American baseball pitcher (born 1991)

Ralston Alexander Cash (born August 20, 1991) an American former professional baseball pitcher.

==Career==
===Los Angeles Dodgers===
Cash attended Lakeview Academy in Georgia and was drafted by the Los Angeles Dodgers in the 2nd round of the 2010 MLB draft. He played in 2010 for the Ogden Raptors and the Arizona League Dodgers. Major hip surgery ended his season early and caused him to miss the entire 2011 season. He returned to action with the Great Lakes Loons of the Midwest League in 2012, where he was 1–6 with a 6.42 ERA in nine games. In 2013, also with Great Lakes, he was 4–3 with a 3.19 ERA in 16 games (eight starts). He transitioned to the bullpen in 2014 where he was in 29 games for the Loons and another six for the Chattanooga Lookouts of the Double-A Southern League. He was 3–1 with a 2.90 ERA combined. In 2015, with the new Double–A affiliate, the Tulsa Drillers of the Texas League he was 2–6 with a 3.47 ERA in a career-high 49 games. After the season, he played for the Glendale Desert Dogs in the Arizona Fall League and was named to the league's Fall Stars Game. He returned to Tulsa to start the 2016 season. He was 5–3 with a 3.00 ERA in 29 appearances for the Drillers and was then promoted to Triple-A Oklahoma City Dodgers, where he was 4–0 with a 2.62 ERA in 17 appearances. After the season, the Dodgers assigned Cash to the Glendale Desert Dogs of the Arizona Fall League.
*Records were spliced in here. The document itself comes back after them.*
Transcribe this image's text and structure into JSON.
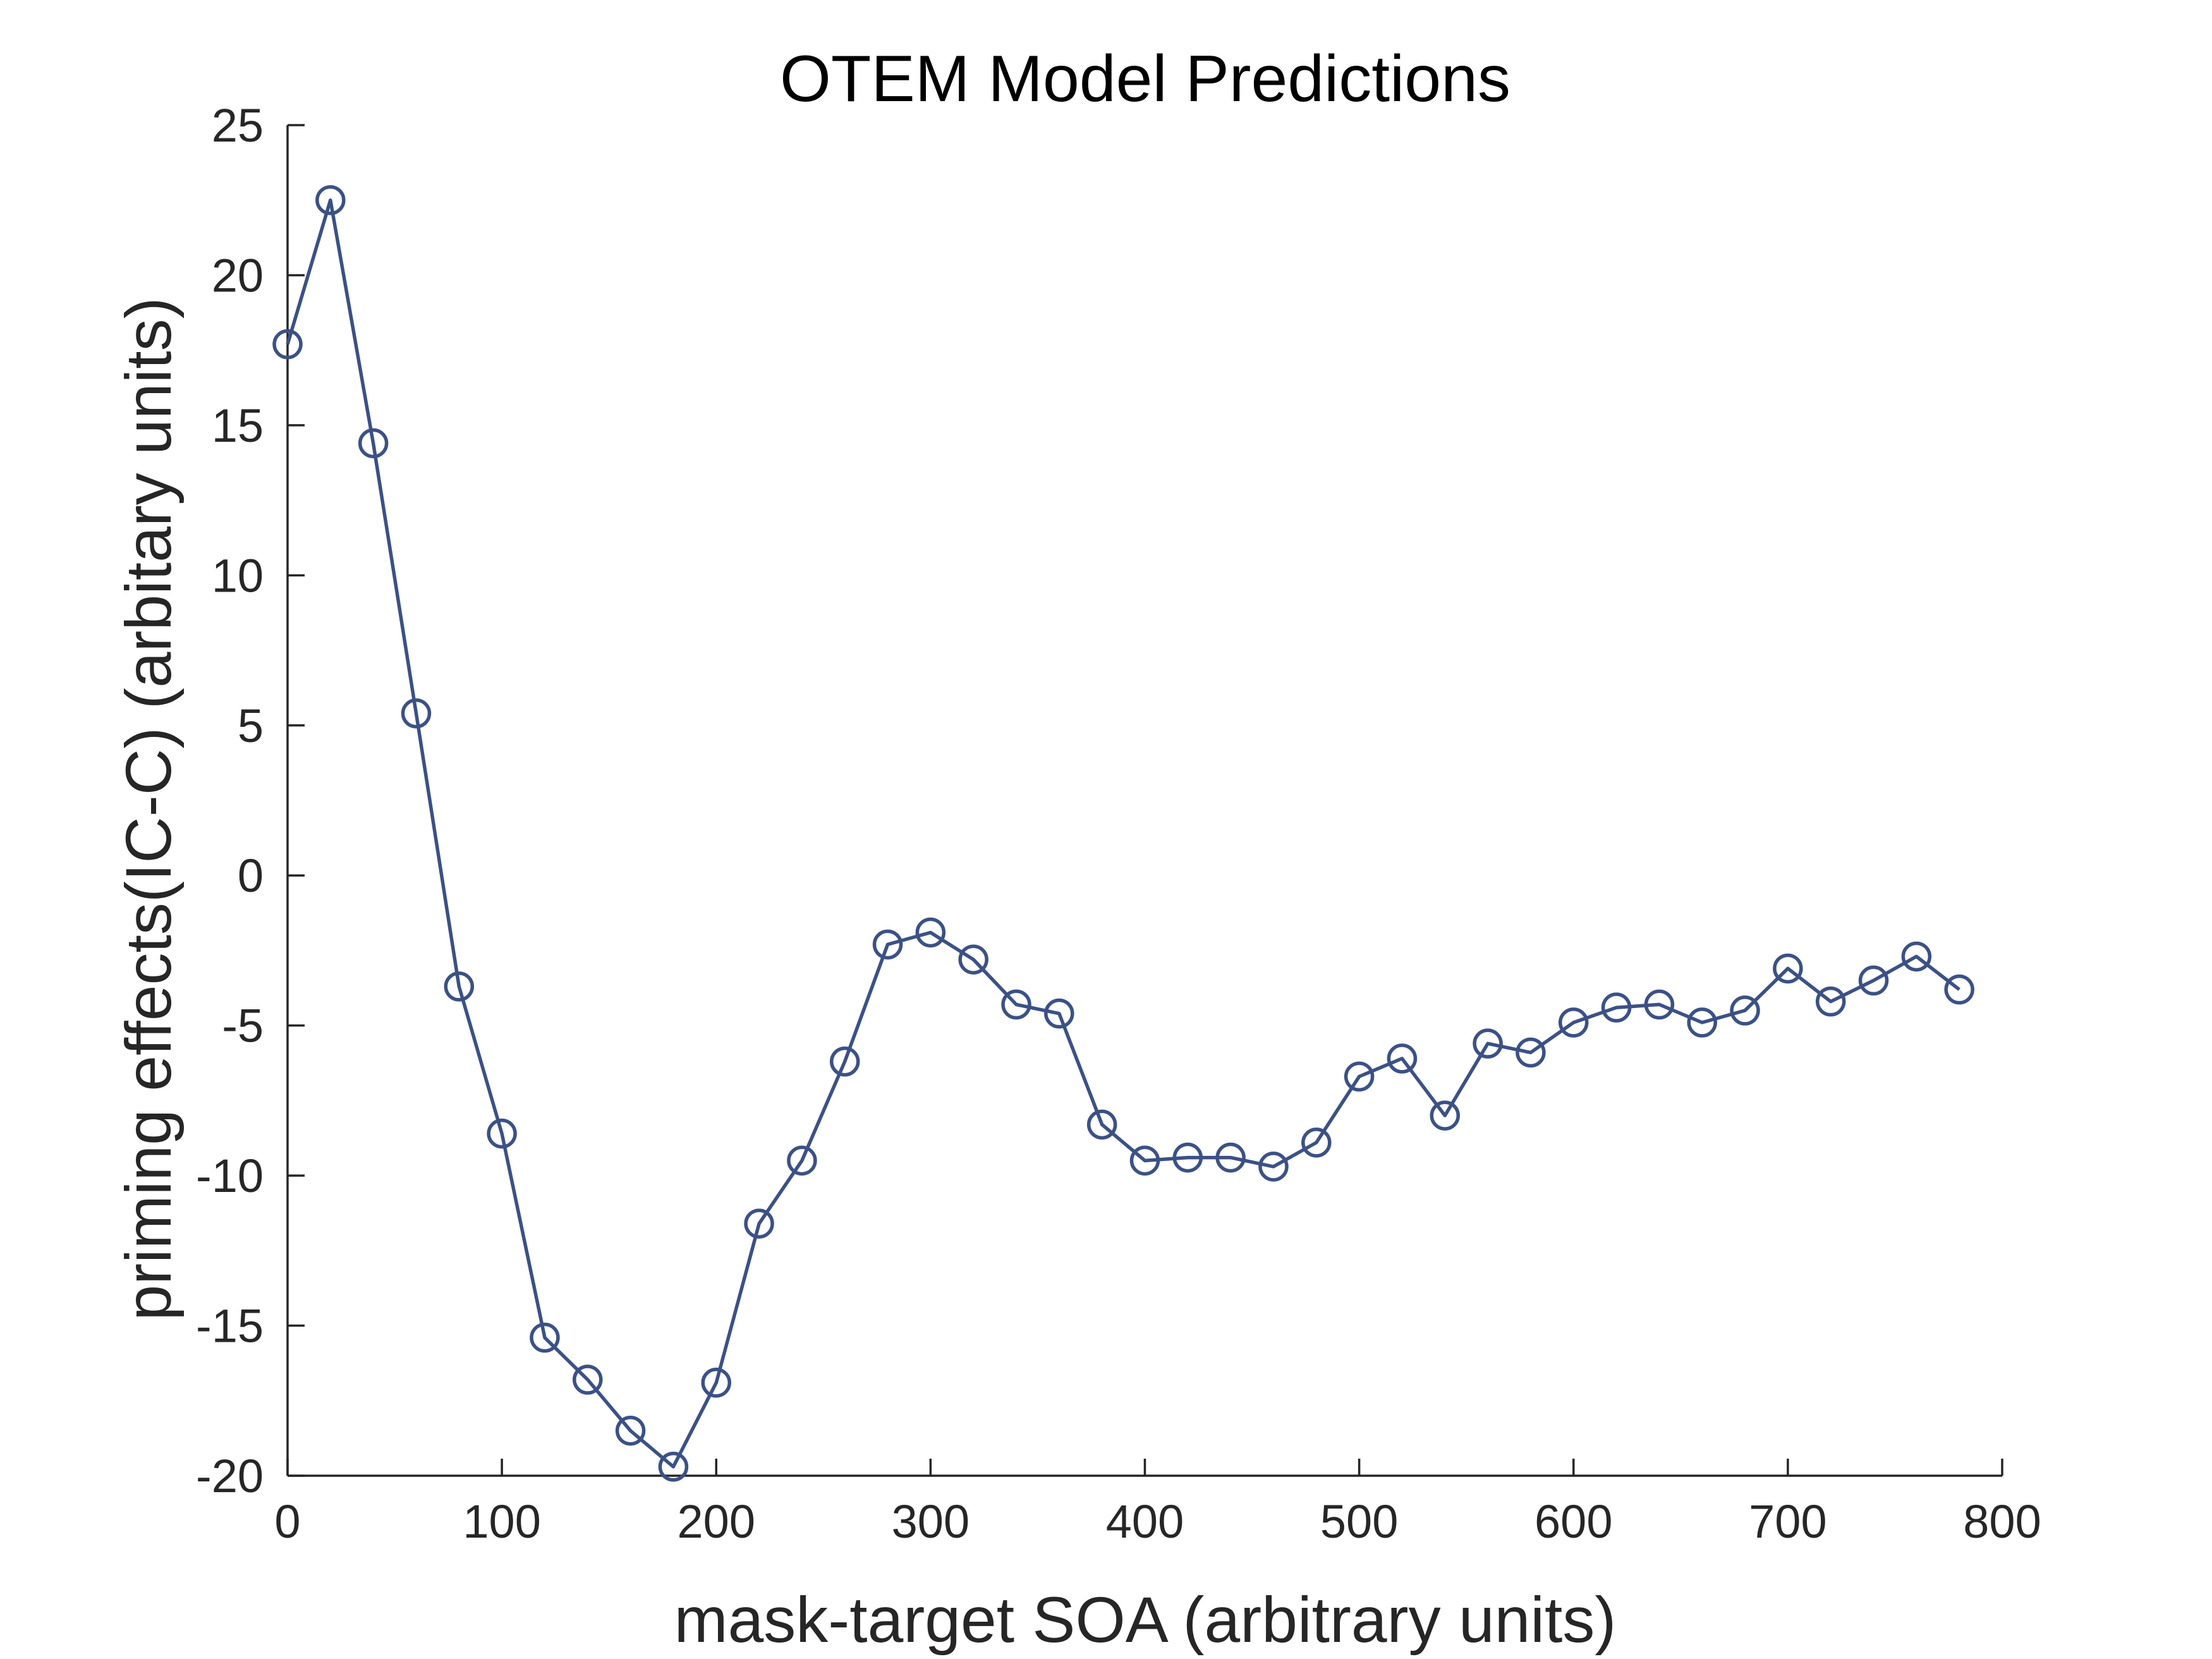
{
  "chart_data": {
    "type": "line",
    "title": "OTEM Model Predictions",
    "xlabel": "mask-target SOA (arbitrary units)",
    "ylabel": "priming effects(IC-C) (arbitary units)",
    "xlim": [
      0,
      800
    ],
    "ylim": [
      -20,
      25
    ],
    "xticks": [
      0,
      100,
      200,
      300,
      400,
      500,
      600,
      700,
      800
    ],
    "yticks": [
      -20,
      -15,
      -10,
      -5,
      0,
      5,
      10,
      15,
      20,
      25
    ],
    "grid": false,
    "line_color": "#3b5186",
    "marker": "circle-open",
    "series": [
      {
        "x": [
          0,
          20,
          40,
          60,
          80,
          100,
          120,
          140,
          160,
          180,
          200,
          220,
          240,
          260,
          280,
          300,
          320,
          340,
          360,
          380,
          400,
          420,
          440,
          460,
          480,
          500,
          520,
          540,
          560,
          580,
          600,
          620,
          640,
          660,
          680,
          700,
          720,
          740,
          760,
          780
        ],
        "values": [
          17.7,
          22.5,
          14.4,
          5.4,
          -3.7,
          -8.6,
          -15.4,
          -16.8,
          -18.5,
          -19.7,
          -16.9,
          -11.6,
          -9.5,
          -6.2,
          -2.3,
          -1.9,
          -2.8,
          -4.3,
          -4.6,
          -8.3,
          -9.5,
          -9.4,
          -9.4,
          -9.7,
          -8.9,
          -6.7,
          -6.1,
          -8.0,
          -5.6,
          -5.9,
          -4.9,
          -4.4,
          -4.3,
          -4.9,
          -4.5,
          -3.1,
          -4.2,
          -3.5,
          -2.7,
          -3.8
        ]
      }
    ]
  }
}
Cash announced on his Instagram page, that he had been released by the Dodgers on August 14, 2017.

===Seattle Mariners===
On August 16, 2017, Cash signed a minor league contract with the Seattle Mariners. In five games for the Double–A Arkansas Travelers, he posted a 1.93 ERA with 4 strikeouts in 4 2/3 innings pitched. Cash elected free agency following the season on November 6.

===Los Angeles Angels===
On November 28, 2017, he signed a minor league contract with the Baltimore Orioles organization. Via his Instagram, he announced that he had been released on March 27, 2018. The next day, he signed a minor league contract with the Los Angeles Angels organization. Cash made 47 relief appearances split between the Double–A Mobile BayBears and Triple–A Salt Lake Bees, accumulating a 7–4 record and 6.08 ERA with 77 strikeouts across 66 2/3 innings pitched. He elected free agency following the season on November 2, 2018.

==Personal life==
Cash founded the "Ralston Cash Foundation", which is a non-profit organization that buys Christmas presents for children who have lost a parent to cancer.